The Mumbai train blasts case isn’t an isolated instance.
Across India, courts have overturned numerous terrorism-related convictions involving Muslims, often years, or decades, after the damage was done.
For example, in Gujarat, a court in 2021 acquitted 127 people who had been arrested in 2001 at a student meeting and charged under the Unlawful Activities (Prevention) Act (UAPA) for alleged links and promoting the banned group SIMI.
The judge said the prosecution failed to produce “reliable and satisfactory” evidence to prove any wrongdoing.
Analysts say this pattern reflects how anti-Muslim suspicion became embedded in India’s security and political systems after 9/11, and how it has endured under successive governments.
“After 9/11, anti-Muslim suspicion became institutionalised, policing based on identity and ideology rather than solid evidence became the norm,” says Asim Ali, a policy analyst, in an interview with TRT World.
He adds: “Investigative and intelligence agencies often operate without being answerable to anyone, not even Parliament. There’s no strong framework to hold them accountable.”
The pattern extends beyond terror cases.
In 2020, during India’s first wave of Covid-19, the Muslim missionary group Tablighi Jamaat was subjected to a nationwide witch hunt. Police filed hundreds of FIRs against its members for allegedly violating pandemic rules and spreading the virus.

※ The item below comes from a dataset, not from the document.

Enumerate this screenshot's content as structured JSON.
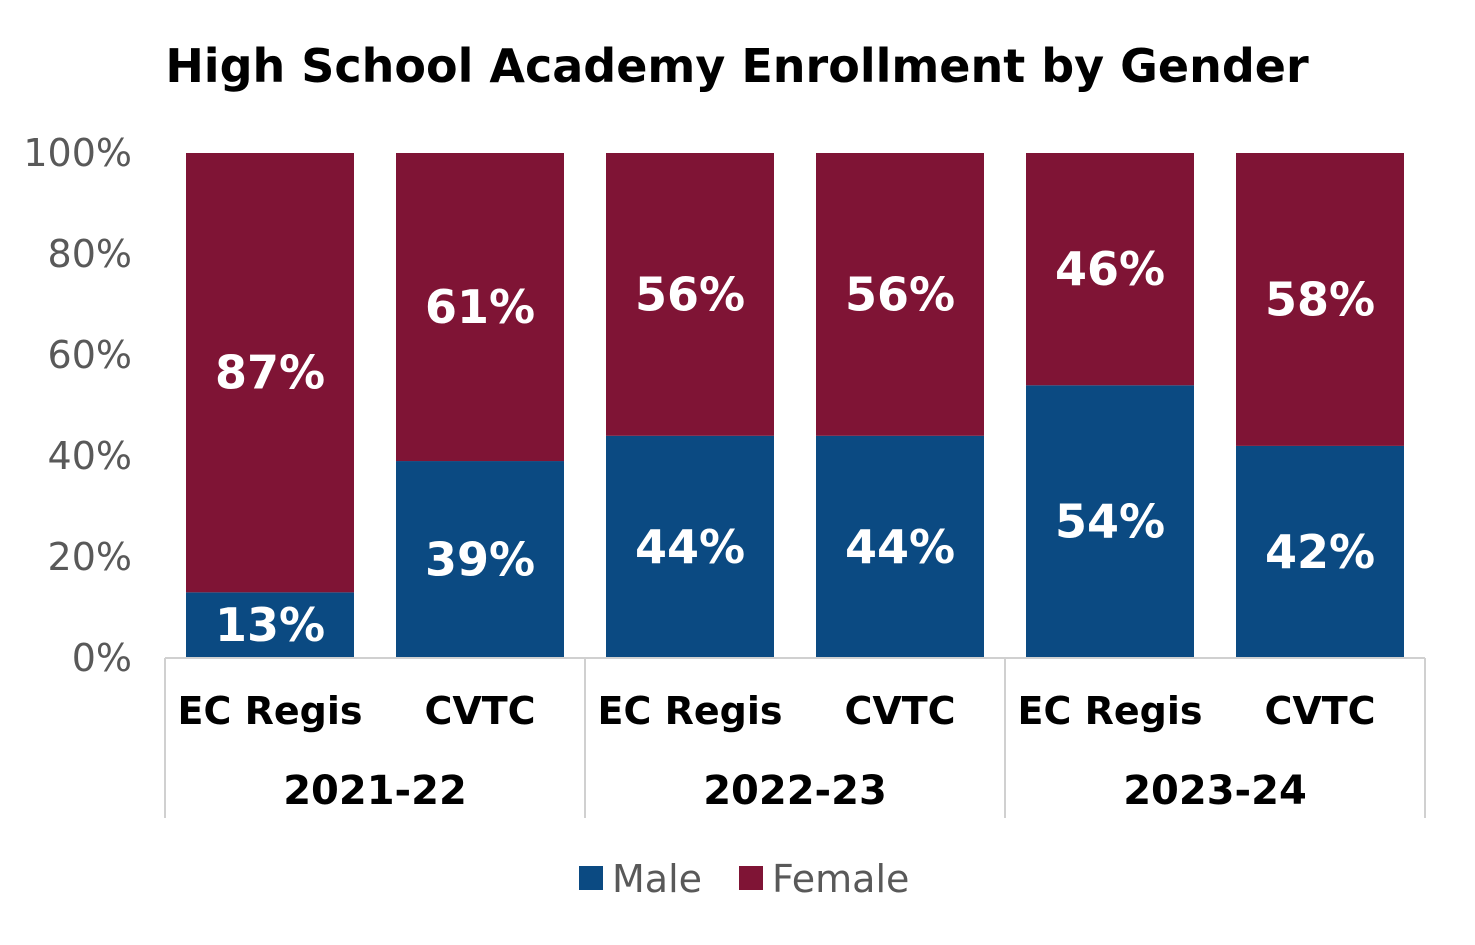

More than five years later, on July 17, 2025, the Delhi High Court quashed 16 FIRs and charge sheets involving 70 Indian citizens. Back then, over 2,000 people had attended the gathering, and as Covid cases rose, they were branded “super-spreaders” and targeted with hate.

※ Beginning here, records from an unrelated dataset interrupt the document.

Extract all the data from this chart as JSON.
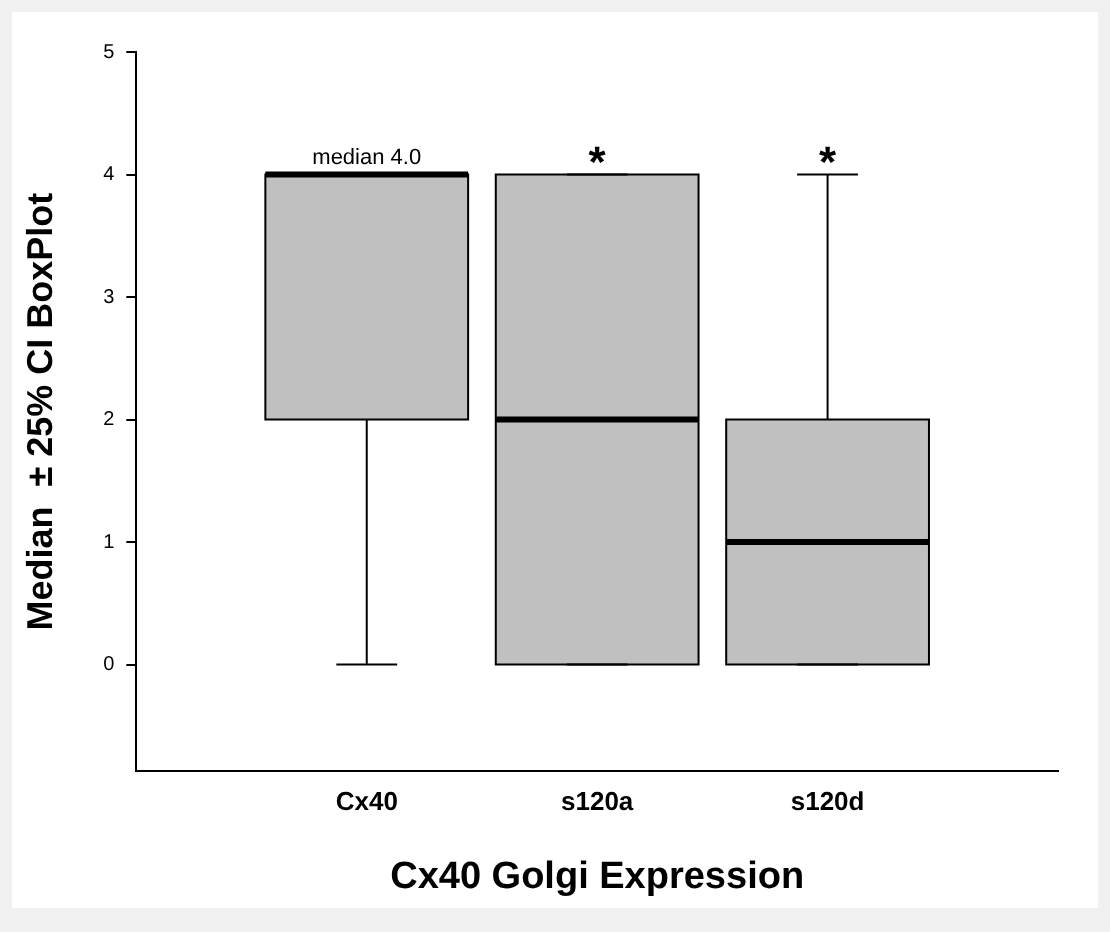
{
  "chart_data": {
    "type": "box",
    "xlabel": "Cx40 Golgi Expression",
    "ylabel": "Median  ± 25% CI BoxPlot",
    "categories": [
      "Cx40",
      "s120a",
      "s120d"
    ],
    "boxes": [
      {
        "low": 0,
        "q1": 2,
        "median": 4,
        "q3": 4,
        "high": 4
      },
      {
        "low": 0,
        "q1": 0,
        "median": 2,
        "q3": 4,
        "high": 4
      },
      {
        "low": 0,
        "q1": 0,
        "median": 1,
        "q3": 2,
        "high": 4
      }
    ],
    "color": "#c0c0c0",
    "ylim": [
      -0.87,
      5
    ],
    "yticks": [
      0,
      1,
      2,
      3,
      4,
      5
    ],
    "grid": false,
    "legend": false,
    "annotations": [
      "median 4.0",
      "*",
      "*"
    ]
  }
}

News channels and social media influencers coined the term “Corona Jihad,”framing the gathering as an act of biological warfare by Muslims — a phrase that fuelled Islamophobic hate and deepened communal divides in the middle of a pandemic.
The High Court found that the police had no evidence. All sixteen charge sheets were dismissed.
No compensation big enough
Political analysts say the case reflects a deeper, more pervasive bias that shapes how Muslims are treated by police, courts, and media alike.
Speaking of the 12 men recently acquitted, Jha adds: “We pointed out the holes in the police story from the beginning but were not heard. If those who carried out flawed investigations are not held responsible and made to compensate for the loss, 19 years of people’s lives, this will keep happening.”

The High Court ruling has raised fresh questions about whether India’s security agencies and courts will face real pressure to change the way they handle terror cases, particularly those involving minorities.
But Asim Ali says that conversation has yet to begin. “No political party has publicly acknowledged that what happened in this case, where twelve men were acquitted after nearly two decades in prison, was wrong,” he adds.
“At the political level, there is no conversation about the need for accountability or reform. And in public discourse, the idea that there’s bias in policing or intelligence work is still seen as a marginal, fringe opinion.”
Outside the courtroom, Wahid Shaikh distributed boxes of mithai (Indian sweets) to the friends and lawyers who never stopped believing him.
But, he said, the sweetness was tempered by sorrow. “It was a heart-wrenching day, bittersweet in every sense.”